Her son, Isaiah, has autism, and said he learns better in person. Isaiah said he’s had to advocate for himself many times during the year, as he just learns better in person.

“I never get c’s, and this is one of the first years I’m getting c’s,” said Noah. “I’m just better with being in school.”

This is a big concern for Rebecca, not only for her children, but others, especially those in special education. A constant disruption in education and lifestyle has hindered learning.

“Just general education children this is sort of a black hole for them, but for children with special education…I don’t know where this goes and how try and we fix this,” she said. “For children with autism behavior disorder, communication disorders, emotional regulation difficulties, this is like the worst thing that could ever happen to them, and it’s like we’re doing it to them over, and over, and over again.”

Many kids are having a hard time accessing classes with internet and connectivity issues, including them. Having eight kids on WiFi at once just wasn’t working. There was not enough bandwidth.

“I have had every internet provider in Tucson out here,” said Rebecca.

They ended up taking their youngest ones out of school and homeschooling them—taking weight off the internet and putting it right on mom’s shoulders, something seen around the nation as more women have left the workforce to help educate their kids at home.
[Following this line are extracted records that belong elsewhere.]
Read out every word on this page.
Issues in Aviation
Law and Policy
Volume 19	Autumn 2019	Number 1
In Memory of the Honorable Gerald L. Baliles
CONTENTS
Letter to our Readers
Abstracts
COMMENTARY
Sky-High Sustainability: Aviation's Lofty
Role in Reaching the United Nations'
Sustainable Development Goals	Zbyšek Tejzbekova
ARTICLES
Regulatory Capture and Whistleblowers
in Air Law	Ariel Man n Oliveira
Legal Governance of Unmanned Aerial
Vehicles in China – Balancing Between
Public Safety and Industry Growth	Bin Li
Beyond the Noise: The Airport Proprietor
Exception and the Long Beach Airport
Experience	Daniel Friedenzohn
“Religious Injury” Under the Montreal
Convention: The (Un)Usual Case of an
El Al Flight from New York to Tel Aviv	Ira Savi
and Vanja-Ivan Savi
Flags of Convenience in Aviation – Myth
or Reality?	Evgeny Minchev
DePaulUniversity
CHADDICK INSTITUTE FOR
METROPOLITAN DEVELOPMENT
Rebecca has kept her job, so has her husband.

“I work at night,” she said. “I have to put them to bed and then start my job.”

The family has made it work by now, getting down to a routine and separate learning spaces, but heading back to hybrid again at Amphi, as a teacher said, is like the fourth first day of school.

The family is grateful to be back in the classroom a few days a week now that Amphi has reverted back to hybrid learning. The kids said something else they missed—their friends. They said it’s been hard to meet new kids and make friends when school is all online.